Hey all...congats are in order as i've just closed on my new place which includes after a fierce blood battle......a dedicated room for HT! Dimensions are 12x16x8 and includes a fireplace, projection slot from an adjoining utility room( IB friendly!) and will have full light control. 

Equipment list

Sony 3400ES AVR
Sony BD550 Blue Ray player
Sony SACD stand Alone Player
Motorola HD Cable/DVR HDMI
Mitsu HC1500 PJ
DIY mains/center/surrounds based on Zaph Waveguide TMM
NHT PRO B-20 stereo subwoofer amp driving two DIY RSS315's sealed
Projector screen....????
Two ED OV.19's for soon to be IB
Apple Airport express streaming 10,000+ digital lossless tracks
Apple iTouch Remote

Pics of the demo and construction to follow.

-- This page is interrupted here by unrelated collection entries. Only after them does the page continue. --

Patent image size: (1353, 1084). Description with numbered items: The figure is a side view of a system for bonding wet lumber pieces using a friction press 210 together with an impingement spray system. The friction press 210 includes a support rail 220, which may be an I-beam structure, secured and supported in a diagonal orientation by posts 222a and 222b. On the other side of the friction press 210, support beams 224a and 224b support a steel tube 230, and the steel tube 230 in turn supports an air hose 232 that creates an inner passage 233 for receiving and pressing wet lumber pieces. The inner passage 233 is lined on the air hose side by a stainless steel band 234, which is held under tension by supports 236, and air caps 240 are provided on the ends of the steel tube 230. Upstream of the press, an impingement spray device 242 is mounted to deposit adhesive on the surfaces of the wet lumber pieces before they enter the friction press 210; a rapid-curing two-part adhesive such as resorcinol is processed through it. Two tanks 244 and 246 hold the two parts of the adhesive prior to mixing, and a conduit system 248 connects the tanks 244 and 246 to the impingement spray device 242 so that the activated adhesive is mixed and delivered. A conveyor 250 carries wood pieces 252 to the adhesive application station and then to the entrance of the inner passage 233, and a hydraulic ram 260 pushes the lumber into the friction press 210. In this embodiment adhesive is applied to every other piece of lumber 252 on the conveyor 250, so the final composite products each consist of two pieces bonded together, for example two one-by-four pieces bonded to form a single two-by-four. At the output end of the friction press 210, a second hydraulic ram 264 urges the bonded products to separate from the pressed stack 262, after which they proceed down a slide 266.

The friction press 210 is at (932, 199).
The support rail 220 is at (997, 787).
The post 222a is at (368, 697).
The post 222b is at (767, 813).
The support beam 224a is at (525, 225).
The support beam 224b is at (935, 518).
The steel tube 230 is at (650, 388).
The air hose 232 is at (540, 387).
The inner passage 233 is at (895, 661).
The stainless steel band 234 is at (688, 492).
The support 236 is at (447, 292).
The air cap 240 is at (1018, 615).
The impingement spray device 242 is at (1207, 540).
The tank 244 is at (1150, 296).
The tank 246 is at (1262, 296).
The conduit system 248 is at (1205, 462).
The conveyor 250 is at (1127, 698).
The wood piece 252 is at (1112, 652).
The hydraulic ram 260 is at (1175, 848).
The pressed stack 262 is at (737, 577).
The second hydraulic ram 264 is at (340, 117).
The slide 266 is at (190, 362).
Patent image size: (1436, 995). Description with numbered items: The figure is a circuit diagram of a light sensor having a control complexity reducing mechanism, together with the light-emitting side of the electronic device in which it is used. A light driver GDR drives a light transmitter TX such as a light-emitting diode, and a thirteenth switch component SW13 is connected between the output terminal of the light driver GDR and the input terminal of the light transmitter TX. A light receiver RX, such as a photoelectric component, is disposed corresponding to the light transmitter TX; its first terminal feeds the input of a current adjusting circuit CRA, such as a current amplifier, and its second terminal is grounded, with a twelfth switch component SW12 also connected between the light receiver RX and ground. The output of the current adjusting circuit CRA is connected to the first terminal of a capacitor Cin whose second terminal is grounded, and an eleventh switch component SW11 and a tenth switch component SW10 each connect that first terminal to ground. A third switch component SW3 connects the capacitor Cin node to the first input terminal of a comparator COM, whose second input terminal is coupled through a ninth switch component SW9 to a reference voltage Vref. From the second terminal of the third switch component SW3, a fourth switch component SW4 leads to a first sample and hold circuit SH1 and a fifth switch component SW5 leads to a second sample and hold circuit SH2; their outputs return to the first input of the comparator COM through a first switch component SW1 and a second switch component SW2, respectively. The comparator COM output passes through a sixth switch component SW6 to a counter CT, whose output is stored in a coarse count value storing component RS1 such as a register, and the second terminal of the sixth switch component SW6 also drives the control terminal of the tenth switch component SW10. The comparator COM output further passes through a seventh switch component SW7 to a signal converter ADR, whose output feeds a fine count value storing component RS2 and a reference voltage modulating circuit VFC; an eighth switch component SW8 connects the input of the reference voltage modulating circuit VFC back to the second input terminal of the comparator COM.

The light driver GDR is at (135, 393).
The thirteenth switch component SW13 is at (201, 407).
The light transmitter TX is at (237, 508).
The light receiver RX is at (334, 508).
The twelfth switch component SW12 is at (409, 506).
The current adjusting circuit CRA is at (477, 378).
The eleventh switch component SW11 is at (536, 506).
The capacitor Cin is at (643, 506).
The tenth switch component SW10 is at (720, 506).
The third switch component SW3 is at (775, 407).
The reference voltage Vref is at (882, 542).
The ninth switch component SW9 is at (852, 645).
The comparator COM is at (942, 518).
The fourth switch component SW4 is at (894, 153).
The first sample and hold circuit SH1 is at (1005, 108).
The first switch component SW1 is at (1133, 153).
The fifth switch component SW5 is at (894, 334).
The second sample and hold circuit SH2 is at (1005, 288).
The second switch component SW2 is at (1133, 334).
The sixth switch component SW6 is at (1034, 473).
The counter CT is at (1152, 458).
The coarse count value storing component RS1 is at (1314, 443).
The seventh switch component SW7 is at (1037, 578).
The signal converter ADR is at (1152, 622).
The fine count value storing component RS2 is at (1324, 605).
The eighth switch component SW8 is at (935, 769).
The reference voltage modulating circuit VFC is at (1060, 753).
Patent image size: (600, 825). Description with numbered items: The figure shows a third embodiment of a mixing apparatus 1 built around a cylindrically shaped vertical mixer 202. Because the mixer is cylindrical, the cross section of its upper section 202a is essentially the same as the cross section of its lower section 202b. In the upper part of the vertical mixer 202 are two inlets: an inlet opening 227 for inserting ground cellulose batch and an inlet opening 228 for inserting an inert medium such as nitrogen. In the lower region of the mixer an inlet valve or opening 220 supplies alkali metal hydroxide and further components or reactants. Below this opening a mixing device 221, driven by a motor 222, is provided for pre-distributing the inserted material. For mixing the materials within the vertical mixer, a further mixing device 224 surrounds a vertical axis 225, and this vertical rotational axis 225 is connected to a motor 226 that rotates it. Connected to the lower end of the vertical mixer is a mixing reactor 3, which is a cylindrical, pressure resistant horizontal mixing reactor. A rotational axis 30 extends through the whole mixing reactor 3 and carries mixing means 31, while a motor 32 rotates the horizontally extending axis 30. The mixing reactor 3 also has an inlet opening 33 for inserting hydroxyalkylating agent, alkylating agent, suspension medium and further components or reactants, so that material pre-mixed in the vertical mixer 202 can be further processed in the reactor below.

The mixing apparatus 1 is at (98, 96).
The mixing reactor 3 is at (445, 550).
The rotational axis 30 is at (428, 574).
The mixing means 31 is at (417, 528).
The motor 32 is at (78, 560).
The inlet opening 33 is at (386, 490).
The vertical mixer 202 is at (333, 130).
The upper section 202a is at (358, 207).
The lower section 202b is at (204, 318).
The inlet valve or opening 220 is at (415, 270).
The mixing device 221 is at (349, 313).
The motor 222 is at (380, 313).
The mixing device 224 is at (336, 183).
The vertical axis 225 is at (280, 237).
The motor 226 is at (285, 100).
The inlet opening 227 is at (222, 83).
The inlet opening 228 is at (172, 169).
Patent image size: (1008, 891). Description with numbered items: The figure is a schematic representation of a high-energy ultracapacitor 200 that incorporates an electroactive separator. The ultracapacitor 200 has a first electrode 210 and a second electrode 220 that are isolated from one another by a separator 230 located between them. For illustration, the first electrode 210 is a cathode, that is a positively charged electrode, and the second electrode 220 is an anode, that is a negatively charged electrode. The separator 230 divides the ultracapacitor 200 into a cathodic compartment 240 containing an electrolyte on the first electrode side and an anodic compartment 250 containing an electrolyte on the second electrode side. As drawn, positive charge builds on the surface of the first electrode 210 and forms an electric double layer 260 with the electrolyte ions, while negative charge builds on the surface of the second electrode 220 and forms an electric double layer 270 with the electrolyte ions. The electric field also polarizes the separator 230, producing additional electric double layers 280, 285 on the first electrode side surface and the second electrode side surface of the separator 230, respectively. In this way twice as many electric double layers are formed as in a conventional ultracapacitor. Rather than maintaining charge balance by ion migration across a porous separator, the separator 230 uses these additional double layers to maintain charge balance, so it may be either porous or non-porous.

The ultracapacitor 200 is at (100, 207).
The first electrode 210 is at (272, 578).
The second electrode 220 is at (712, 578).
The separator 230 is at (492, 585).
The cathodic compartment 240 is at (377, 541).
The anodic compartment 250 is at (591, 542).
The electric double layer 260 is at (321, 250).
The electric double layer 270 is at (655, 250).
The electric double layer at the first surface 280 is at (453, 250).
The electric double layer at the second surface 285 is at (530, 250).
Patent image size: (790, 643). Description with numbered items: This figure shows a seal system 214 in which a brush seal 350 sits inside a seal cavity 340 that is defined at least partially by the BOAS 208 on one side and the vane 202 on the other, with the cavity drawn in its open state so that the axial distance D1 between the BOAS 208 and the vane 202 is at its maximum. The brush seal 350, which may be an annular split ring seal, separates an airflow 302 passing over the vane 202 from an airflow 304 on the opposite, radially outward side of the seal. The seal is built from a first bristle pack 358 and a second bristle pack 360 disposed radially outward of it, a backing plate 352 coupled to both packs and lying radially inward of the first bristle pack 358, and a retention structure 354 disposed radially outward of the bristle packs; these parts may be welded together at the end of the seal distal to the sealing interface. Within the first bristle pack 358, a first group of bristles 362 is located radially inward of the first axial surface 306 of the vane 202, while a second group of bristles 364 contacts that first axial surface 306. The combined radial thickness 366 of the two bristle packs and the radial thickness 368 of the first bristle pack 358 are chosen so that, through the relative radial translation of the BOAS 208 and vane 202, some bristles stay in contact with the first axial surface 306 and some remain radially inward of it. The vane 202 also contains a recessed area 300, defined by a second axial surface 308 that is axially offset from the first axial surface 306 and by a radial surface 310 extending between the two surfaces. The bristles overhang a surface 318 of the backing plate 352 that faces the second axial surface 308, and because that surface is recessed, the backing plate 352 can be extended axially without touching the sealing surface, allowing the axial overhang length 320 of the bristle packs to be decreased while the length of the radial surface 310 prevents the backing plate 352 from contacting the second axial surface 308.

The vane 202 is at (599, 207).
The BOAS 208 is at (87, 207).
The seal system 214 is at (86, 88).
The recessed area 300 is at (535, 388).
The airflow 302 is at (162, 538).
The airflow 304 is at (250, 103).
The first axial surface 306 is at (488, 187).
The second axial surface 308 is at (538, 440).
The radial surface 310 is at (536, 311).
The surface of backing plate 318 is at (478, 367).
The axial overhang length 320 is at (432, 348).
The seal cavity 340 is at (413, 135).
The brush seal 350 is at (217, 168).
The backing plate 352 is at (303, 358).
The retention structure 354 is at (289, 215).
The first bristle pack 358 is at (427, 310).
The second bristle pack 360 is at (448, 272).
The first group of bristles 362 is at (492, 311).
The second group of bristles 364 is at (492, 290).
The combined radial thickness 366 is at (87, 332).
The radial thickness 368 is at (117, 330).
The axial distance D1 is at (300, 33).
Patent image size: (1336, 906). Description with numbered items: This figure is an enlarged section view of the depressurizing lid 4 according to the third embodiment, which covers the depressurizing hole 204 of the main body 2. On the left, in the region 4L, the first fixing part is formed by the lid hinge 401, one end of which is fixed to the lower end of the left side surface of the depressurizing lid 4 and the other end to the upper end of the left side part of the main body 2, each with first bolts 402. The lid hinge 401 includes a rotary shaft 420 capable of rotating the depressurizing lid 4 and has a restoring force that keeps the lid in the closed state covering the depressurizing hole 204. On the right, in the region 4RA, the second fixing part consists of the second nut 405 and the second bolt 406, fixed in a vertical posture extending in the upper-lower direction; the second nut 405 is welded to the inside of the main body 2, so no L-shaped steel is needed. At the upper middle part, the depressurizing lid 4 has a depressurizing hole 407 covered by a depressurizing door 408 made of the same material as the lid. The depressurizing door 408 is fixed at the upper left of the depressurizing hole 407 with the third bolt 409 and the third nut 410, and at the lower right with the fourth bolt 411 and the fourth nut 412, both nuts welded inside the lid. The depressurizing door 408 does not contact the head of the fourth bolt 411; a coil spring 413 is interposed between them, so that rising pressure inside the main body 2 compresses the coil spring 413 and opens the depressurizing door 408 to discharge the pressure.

Almost forgot.......Sammy 50" Plasma above the Fireplace for day to day news,sports,ect.......hence the NEED for the electric screen


----------



## tonyvdb (Sep 5, 2007)

Looks like a great start to a nice theater space. Let us know your budget so we can tell you what we recommend for a screen and projector. Lots of people like the Panasonic lineup for projectors.


----------